From time to time I think back on our days at dear old Fairview. In doing so, I sometimes think about our Principal/Assistant Principal (the man who ran things), Norman Feuer. When I think about him, though, there is something that really bothers me. To understand what troubles me, cast your (color, not black and white) memory back to FHS and envision Mr. Feuer coming down the gothic hallway there at “Third & Main.” I always picture him wearing red pants. Indeed, he had a pair of red gabardine pants that he wore at least twice a week.

Now if Mr. Feuer were here defending himself, he might claim that those were burgundy slacks. But no, while Bob Dylan may have “started out on burgundy and soon hit the harder stuff,” Norman Feuer’s pants were red. That being the case, there are three basic questions I simply can’t reconcile in my mind.

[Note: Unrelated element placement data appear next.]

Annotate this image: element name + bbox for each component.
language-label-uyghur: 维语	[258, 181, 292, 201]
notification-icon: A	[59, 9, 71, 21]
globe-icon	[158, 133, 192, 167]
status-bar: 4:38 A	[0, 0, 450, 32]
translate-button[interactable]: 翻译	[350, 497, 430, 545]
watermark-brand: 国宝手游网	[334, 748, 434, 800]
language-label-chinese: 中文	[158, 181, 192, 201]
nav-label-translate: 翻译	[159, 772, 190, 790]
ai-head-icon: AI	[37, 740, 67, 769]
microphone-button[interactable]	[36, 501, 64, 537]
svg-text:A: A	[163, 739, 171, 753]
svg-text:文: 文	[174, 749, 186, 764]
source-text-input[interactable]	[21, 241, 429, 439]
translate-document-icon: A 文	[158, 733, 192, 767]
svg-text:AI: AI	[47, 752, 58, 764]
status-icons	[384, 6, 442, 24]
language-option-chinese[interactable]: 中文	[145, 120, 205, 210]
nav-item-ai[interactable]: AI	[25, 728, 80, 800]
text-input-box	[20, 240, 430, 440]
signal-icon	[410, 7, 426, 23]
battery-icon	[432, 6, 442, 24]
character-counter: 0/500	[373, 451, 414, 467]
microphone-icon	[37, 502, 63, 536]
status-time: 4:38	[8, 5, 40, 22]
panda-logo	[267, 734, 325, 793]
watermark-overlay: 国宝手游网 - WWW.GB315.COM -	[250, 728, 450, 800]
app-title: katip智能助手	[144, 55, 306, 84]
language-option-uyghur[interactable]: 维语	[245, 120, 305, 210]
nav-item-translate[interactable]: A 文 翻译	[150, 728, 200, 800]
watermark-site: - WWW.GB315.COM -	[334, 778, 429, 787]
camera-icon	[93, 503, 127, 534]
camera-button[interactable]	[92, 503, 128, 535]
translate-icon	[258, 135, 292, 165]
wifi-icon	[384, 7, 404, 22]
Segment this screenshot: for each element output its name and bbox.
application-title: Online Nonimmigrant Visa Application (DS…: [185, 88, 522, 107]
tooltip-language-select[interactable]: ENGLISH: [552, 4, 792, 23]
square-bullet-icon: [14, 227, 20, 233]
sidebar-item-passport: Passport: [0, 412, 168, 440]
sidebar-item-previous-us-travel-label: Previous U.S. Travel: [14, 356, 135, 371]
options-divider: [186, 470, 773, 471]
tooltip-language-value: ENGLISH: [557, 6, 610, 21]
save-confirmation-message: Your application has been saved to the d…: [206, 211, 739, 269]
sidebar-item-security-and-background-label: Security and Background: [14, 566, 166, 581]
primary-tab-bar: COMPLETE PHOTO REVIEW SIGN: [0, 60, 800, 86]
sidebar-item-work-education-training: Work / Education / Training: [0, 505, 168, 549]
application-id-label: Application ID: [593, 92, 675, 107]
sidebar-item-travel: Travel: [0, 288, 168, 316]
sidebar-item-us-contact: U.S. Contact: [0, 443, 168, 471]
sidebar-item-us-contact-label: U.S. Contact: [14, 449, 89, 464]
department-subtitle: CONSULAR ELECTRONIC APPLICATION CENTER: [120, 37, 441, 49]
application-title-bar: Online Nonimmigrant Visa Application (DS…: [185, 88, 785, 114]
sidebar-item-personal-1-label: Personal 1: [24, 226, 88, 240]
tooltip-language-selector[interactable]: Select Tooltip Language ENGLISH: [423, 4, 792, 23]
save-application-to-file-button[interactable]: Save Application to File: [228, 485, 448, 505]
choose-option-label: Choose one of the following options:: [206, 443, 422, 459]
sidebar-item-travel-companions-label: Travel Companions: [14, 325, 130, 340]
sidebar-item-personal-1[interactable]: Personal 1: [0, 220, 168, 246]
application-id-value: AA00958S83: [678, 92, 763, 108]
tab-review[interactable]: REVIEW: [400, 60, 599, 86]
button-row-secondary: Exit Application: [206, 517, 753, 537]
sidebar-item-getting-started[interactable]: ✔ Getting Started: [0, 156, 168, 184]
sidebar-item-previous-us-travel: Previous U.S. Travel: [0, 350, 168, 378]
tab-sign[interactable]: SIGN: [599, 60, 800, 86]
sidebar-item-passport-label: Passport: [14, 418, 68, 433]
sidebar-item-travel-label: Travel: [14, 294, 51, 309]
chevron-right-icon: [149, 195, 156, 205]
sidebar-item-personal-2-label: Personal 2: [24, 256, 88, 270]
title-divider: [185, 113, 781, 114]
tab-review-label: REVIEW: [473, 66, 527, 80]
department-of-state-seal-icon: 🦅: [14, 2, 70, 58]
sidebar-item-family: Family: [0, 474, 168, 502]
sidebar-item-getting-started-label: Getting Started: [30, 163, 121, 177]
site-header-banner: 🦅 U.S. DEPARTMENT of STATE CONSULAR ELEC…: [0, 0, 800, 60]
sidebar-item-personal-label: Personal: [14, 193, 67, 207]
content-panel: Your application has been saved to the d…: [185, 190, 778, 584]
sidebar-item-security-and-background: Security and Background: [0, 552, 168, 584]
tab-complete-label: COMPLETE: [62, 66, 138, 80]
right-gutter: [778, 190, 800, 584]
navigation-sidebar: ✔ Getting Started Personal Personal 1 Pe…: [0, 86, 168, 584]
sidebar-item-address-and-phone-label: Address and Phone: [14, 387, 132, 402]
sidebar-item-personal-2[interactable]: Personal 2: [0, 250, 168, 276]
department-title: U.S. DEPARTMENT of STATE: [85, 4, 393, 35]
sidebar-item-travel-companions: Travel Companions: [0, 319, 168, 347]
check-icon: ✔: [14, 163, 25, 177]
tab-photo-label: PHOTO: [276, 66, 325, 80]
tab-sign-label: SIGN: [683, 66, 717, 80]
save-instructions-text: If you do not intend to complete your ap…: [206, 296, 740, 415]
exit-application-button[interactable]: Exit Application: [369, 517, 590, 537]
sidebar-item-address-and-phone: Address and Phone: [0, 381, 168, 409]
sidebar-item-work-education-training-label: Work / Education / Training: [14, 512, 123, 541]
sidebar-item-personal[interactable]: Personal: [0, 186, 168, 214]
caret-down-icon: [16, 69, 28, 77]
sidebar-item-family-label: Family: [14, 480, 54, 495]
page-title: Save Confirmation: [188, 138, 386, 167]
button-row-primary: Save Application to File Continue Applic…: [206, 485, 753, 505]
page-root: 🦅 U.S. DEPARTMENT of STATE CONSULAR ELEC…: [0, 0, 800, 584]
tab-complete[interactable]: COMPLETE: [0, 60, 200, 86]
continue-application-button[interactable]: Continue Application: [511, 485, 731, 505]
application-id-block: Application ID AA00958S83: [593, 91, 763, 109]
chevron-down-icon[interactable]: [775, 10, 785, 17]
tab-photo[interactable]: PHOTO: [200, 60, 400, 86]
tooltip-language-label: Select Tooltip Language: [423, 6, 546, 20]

First is where did he go to buy those pants and why did he go there? Now, one couldn’t buy those red devils at the Met or Rikes, or Dunhills. You couldn’t even find those at Robert Hall’s. To get them, he would have had to travel west – ON THIRD STREET. I just can’t imagine Mrs. Feuer saying, “Norm, dear, you need some new slacks.” And he replies, “OK, Dumpling, let’s go over to West Third.” In spite of the fact that I can’t see that happening, the evidence clearly demonstrate that it (or something very much like it) did happen. It had to.

The second point that I’m unable to reconcile is: once they arrived at the haberdashery shop on West Third, why did he buy the red pair? Again, Mrs. Feuer would have said something like, “Oh, look, Norm, here’s a nice pair of red gabardine slacks, please try them on.” And he would have replied, “Oh, yes, Dumpling, they are nice.” Again, this makes no sense to me, but in the law there is a Latin phrase, res ipsa loquitor (the thing speaks for itself). In this case, that phrase applies.

Finally, the last point I can’t understand is: once he bought those god-awful pants, why did he wear them at least twice a week? We all make clothing faux pas. That is to say, we thought an item looked good in the store and bought it. Once we got it home, however, we had the good sense to know that it was a terrible choice and bury it deep in our closets, never to be taken out except when we’re off to the Good Will. Not so with Mr. Feuer. He wore them, and wore them.

So, submitted for your approval, one Norman Feuer and a pair of red slacks. How he got actually got them is know only to those who frequent the Twilight Zone of FHS memories. But my memories of FHS are troubled. I see those red pants and I want to paint them black, but I can’t. The red scare endures.